CHARLIE BARTLETT: 3 STARS
Charlie Bartlett could be the younger brother of Ferris Bueller, the kid from Rushmore or even Hard Harry from Pump Up the Volume. He’s a child of privilege who uses his charm and smarts to get what he wants.
If Ferris made you laugh, you’ll likely enjoy Charlie. If, however, you thought Ferris was simply an annoying snot nosed rich kid you may want to go see Vantage Point instead this weekend because Charlie Bartlett, though appealing, owes a mighty debt to Ferris (and at least a passing nod to Harold and Maude).
Wealthy teenager Charlie Bartlett’s (Anton Yelchin) habit of coming up with outlandish schemes to win the approval of his peers has gotten him kicked out of more private schools than Carter has little liver pills. He’s a troubled kid—“My family has a psychiatrist on call… how normal can I be?” he says—who gets a charge out of doing things that will land him in hot water.

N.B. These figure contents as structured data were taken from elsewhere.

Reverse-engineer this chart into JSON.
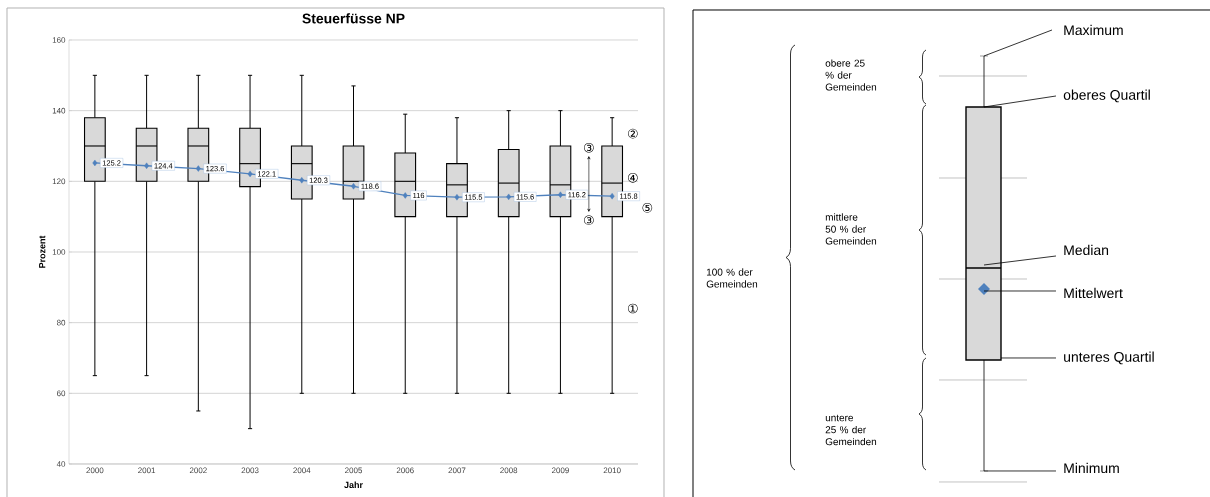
{
  "chart_data": [
    {
      "type": "box",
      "title": "Steuerfüsse NP",
      "xlabel": "Jahr",
      "ylabel": "Prozent",
      "categories": [
        "2000",
        "2001",
        "2002",
        "2003",
        "2004",
        "2005",
        "2006",
        "2007",
        "2008",
        "2009",
        "2010"
      ],
      "ylim": [
        40,
        160
      ],
      "yticks": [
        40,
        60,
        80,
        100,
        120,
        140,
        160
      ],
      "grid": "y",
      "series": [
        {
          "type": "box",
          "color": "#d9d9d9",
          "boxes": [
            {
              "low": 65,
              "q1": 120,
              "median": 130,
              "q3": 138,
              "high": 150
            },
            {
              "low": 65,
              "q1": 120,
              "median": 130,
              "q3": 135,
              "high": 150
            },
            {
              "low": 55,
              "q1": 120,
              "median": 130,
              "q3": 135,
              "high": 150
            },
            {
              "low": 50,
              "q1": 118.5,
              "median": 125,
              "q3": 135,
              "high": 150
            },
            {
              "low": 60,
              "q1": 115,
              "median": 125,
              "q3": 130,
              "high": 150
            },
            {
              "low": 60,
              "q1": 115,
              "median": 120,
              "q3": 130,
              "high": 147
            },
            {
              "low": 60,
              "q1": 110,
              "median": 120,
              "q3": 128,
              "high": 139
            },
            {
              "low": 60,
              "q1": 110,
              "median": 119,
              "q3": 125,
              "high": 138
            },
            {
              "low": 60,
              "q1": 110,
              "median": 119.5,
              "q3": 129,
              "high": 140
            },
            {
              "low": 60,
              "q1": 110,
              "median": 119,
              "q3": 130,
              "high": 140
            },
            {
              "low": 60,
              "q1": 110,
              "median": 119.5,
              "q3": 130,
              "high": 138
            }
          ]
        },
        {
          "type": "line",
          "color": "#4f81bd",
          "marker": "diamond",
          "values": [
            125.2,
            124.4,
            123.6,
            122.1,
            120.3,
            118.6,
            116,
            115.5,
            115.6,
            116.2,
            115.8
          ],
          "value_labels": [
            "125.2",
            "124.4",
            "123.6",
            "122.1",
            "120.3",
            "118.6",
            "116",
            "115.5",
            "115.6",
            "116.2",
            "115.8"
          ]
        }
      ],
      "annotations": [
        "①",
        "②",
        "③",
        "③",
        "④",
        "⑤"
      ]
    },
    {
      "type": "other",
      "annotations": [
        "Maximum",
        "oberes Quartil",
        "Median",
        "Mittelwert",
        "unteres Quartil",
        "Minimum",
        "obere 25 % der Gemeinden",
        "mittlere 50 % der Gemeinden",
        "untere 25 % der Gemeinden",
        "100 % der Gemeinden"
      ]
    }
  ]
}
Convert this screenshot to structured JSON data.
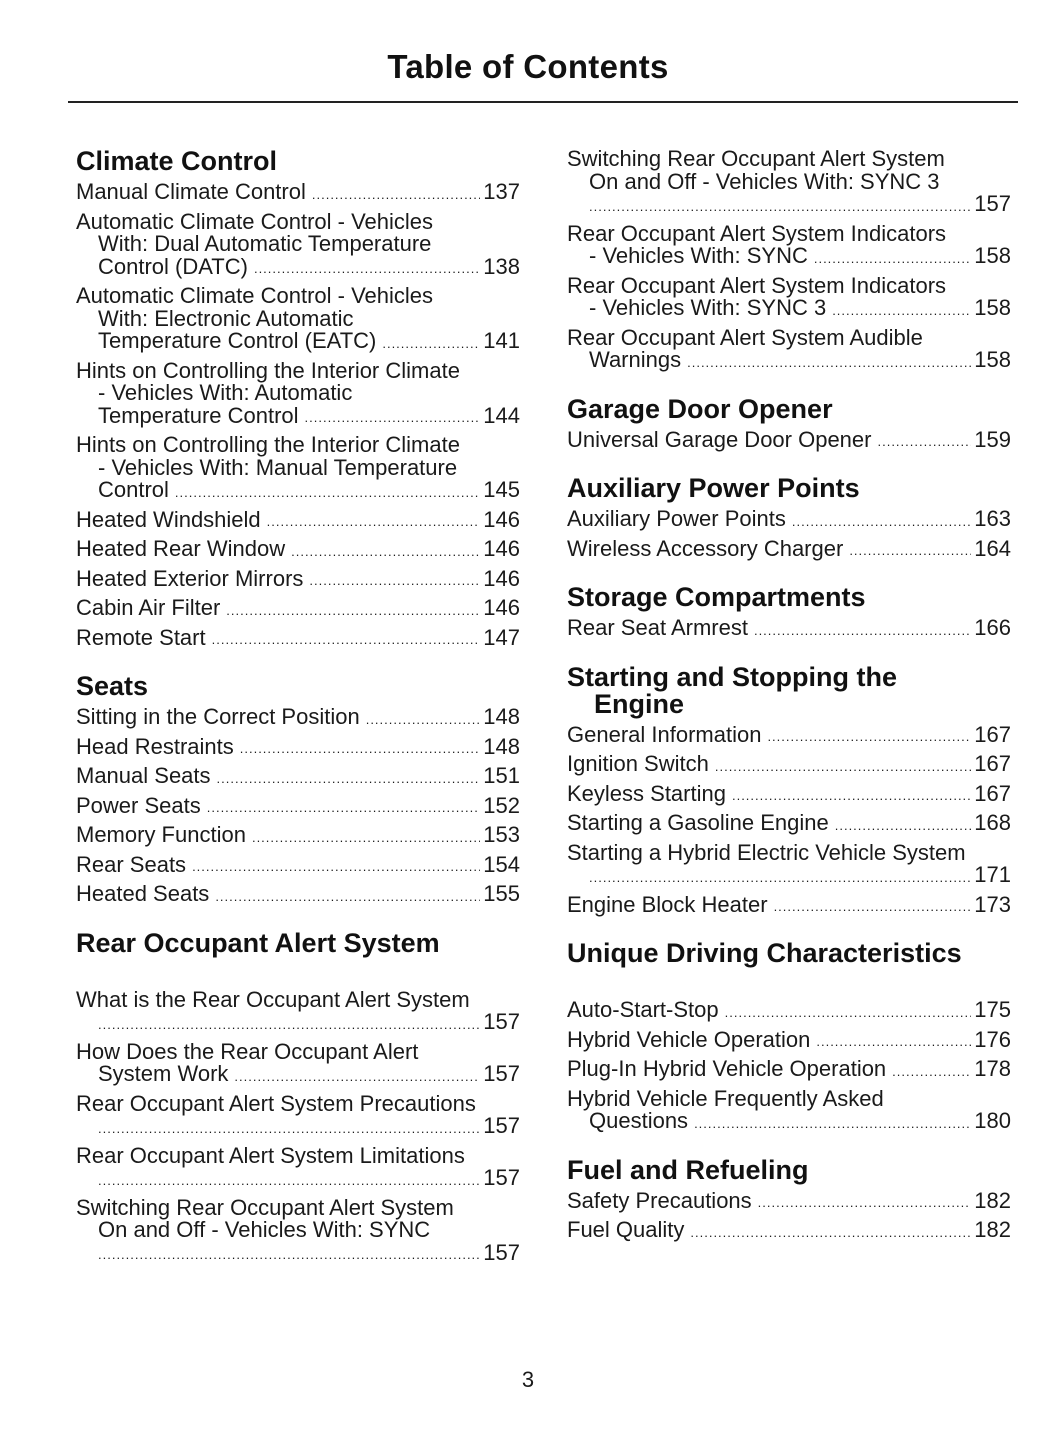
{
  "title": "Table of Contents",
  "page_number": "3",
  "left": [
    {
      "heading": [
        "Climate Control"
      ],
      "entries": [
        {
          "lines": [
            "Manual Climate Control"
          ],
          "page": "137"
        },
        {
          "lines": [
            "Automatic Climate Control - Vehicles",
            "With: Dual Automatic Temperature",
            "Control (DATC)"
          ],
          "page": "138"
        },
        {
          "lines": [
            "Automatic Climate Control - Vehicles",
            "With: Electronic Automatic",
            "Temperature Control (EATC)"
          ],
          "page": "141"
        },
        {
          "lines": [
            "Hints on Controlling the Interior Climate",
            "- Vehicles With: Automatic",
            "Temperature Control"
          ],
          "page": "144"
        },
        {
          "lines": [
            "Hints on Controlling the Interior Climate",
            "- Vehicles With: Manual Temperature",
            "Control"
          ],
          "page": "145"
        },
        {
          "lines": [
            "Heated Windshield"
          ],
          "page": "146"
        },
        {
          "lines": [
            "Heated Rear Window"
          ],
          "page": "146"
        },
        {
          "lines": [
            "Heated Exterior Mirrors"
          ],
          "page": "146"
        },
        {
          "lines": [
            "Cabin Air Filter"
          ],
          "page": "146"
        },
        {
          "lines": [
            "Remote Start"
          ],
          "page": "147"
        }
      ]
    },
    {
      "heading": [
        "Seats"
      ],
      "entries": [
        {
          "lines": [
            "Sitting in the Correct Position"
          ],
          "page": "148"
        },
        {
          "lines": [
            "Head Restraints"
          ],
          "page": "148"
        },
        {
          "lines": [
            "Manual Seats"
          ],
          "page": "151"
        },
        {
          "lines": [
            "Power Seats"
          ],
          "page": "152"
        },
        {
          "lines": [
            "Memory Function"
          ],
          "page": "153"
        },
        {
          "lines": [
            "Rear Seats"
          ],
          "page": "154"
        },
        {
          "lines": [
            "Heated Seats"
          ],
          "page": "155"
        }
      ]
    },
    {
      "heading": [
        "Rear Occupant Alert System"
      ],
      "gap": true,
      "entries": [
        {
          "lines": [
            "What is the Rear Occupant Alert System",
            ""
          ],
          "page": "157"
        },
        {
          "lines": [
            "How Does the Rear Occupant Alert",
            "System Work"
          ],
          "page": "157"
        },
        {
          "lines": [
            "Rear Occupant Alert System Precautions",
            ""
          ],
          "page": "157"
        },
        {
          "lines": [
            "Rear Occupant Alert System Limitations",
            ""
          ],
          "page": "157"
        },
        {
          "lines": [
            "Switching Rear Occupant Alert System",
            "On and Off - Vehicles With: SYNC",
            ""
          ],
          "page": "157"
        }
      ]
    }
  ],
  "right": [
    {
      "heading": [],
      "entries": [
        {
          "lines": [
            "Switching Rear Occupant Alert System",
            "On and Off - Vehicles With: SYNC 3",
            ""
          ],
          "page": "157"
        },
        {
          "lines": [
            "Rear Occupant Alert System Indicators",
            "- Vehicles With: SYNC"
          ],
          "page": "158"
        },
        {
          "lines": [
            "Rear Occupant Alert System Indicators",
            "- Vehicles With: SYNC 3"
          ],
          "page": "158"
        },
        {
          "lines": [
            "Rear Occupant Alert System Audible",
            "Warnings"
          ],
          "page": "158"
        }
      ]
    },
    {
      "heading": [
        "Garage Door Opener"
      ],
      "entries": [
        {
          "lines": [
            "Universal Garage Door Opener"
          ],
          "page": "159"
        }
      ]
    },
    {
      "heading": [
        "Auxiliary Power Points"
      ],
      "entries": [
        {
          "lines": [
            "Auxiliary Power Points"
          ],
          "page": "163"
        },
        {
          "lines": [
            "Wireless Accessory Charger"
          ],
          "page": "164"
        }
      ]
    },
    {
      "heading": [
        "Storage Compartments"
      ],
      "entries": [
        {
          "lines": [
            "Rear Seat Armrest"
          ],
          "page": "166"
        }
      ]
    },
    {
      "heading": [
        "Starting and Stopping the",
        "Engine"
      ],
      "entries": [
        {
          "lines": [
            "General Information"
          ],
          "page": "167"
        },
        {
          "lines": [
            "Ignition Switch"
          ],
          "page": "167"
        },
        {
          "lines": [
            "Keyless Starting"
          ],
          "page": "167"
        },
        {
          "lines": [
            "Starting a Gasoline Engine"
          ],
          "page": "168"
        },
        {
          "lines": [
            "Starting a Hybrid Electric Vehicle System",
            ""
          ],
          "page": "171"
        },
        {
          "lines": [
            "Engine Block Heater"
          ],
          "page": "173"
        }
      ]
    },
    {
      "heading": [
        "Unique Driving Characteristics"
      ],
      "gap": true,
      "entries": [
        {
          "lines": [
            "Auto-Start-Stop"
          ],
          "page": "175"
        },
        {
          "lines": [
            "Hybrid Vehicle Operation"
          ],
          "page": "176"
        },
        {
          "lines": [
            "Plug-In Hybrid Vehicle Operation"
          ],
          "page": "178"
        },
        {
          "lines": [
            "Hybrid Vehicle Frequently Asked",
            "Questions"
          ],
          "page": "180"
        }
      ]
    },
    {
      "heading": [
        "Fuel and Refueling"
      ],
      "entries": [
        {
          "lines": [
            "Safety Precautions"
          ],
          "page": "182"
        },
        {
          "lines": [
            "Fuel Quality"
          ],
          "page": "182"
        }
      ]
    }
  ]
}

Since no private school will have him he must go to a regular public school run by the Principal Gardner (Robert Downey Jr.) a man so world-weary he makes Andy Warhol look like Richard Simmons.
Still desperate for acceptance he comes up with one more ploy to endear himself to his classmates—like Lucy in the Peanuts—he becomes the school shrink, providing comfort and counsel and even the occasional mood altering drug cocktail. “Bringing psychiatric drugs and teenagers together is like opening a lemonade stand in the desert,” he says of his thriving pharmaceutical business.
When he is done helping his classmates find themselves, however, his life changes when he learns the hard way about the responsibility that comes along with great popularity.
Charlie Bartlett is probably the sweetest movie ever made about a drug dealer. As the titular character Anton Yelchin, best known for juvenile roles on Huff and Curb Your Enthusiasm, injects likeability to a character that in lesser hands could have been quite intolerable. He’s totally believable as the troubled but charming teenager, and his strong presence saves several of the movie’s more precious moments; ditto for Kat Dennings as the young rebel’s girlfriend and Toronto actor Mark Rendall as a terminally depressed Marilyn Manson fan.
If not for this talented cast Charlie Bartlett may have seemed a bit too clever for its own good, a Ferris Bueller on steroids. Luckily the chemistry of the young cast coupled with strong performances from Hope Davis as Charlie’s delicate mom and Downey Jr as the beaten down school master, who is neither master of his school or domain, elevates the film from simply being an 80s teen movie homage to something far more poignant and interesting.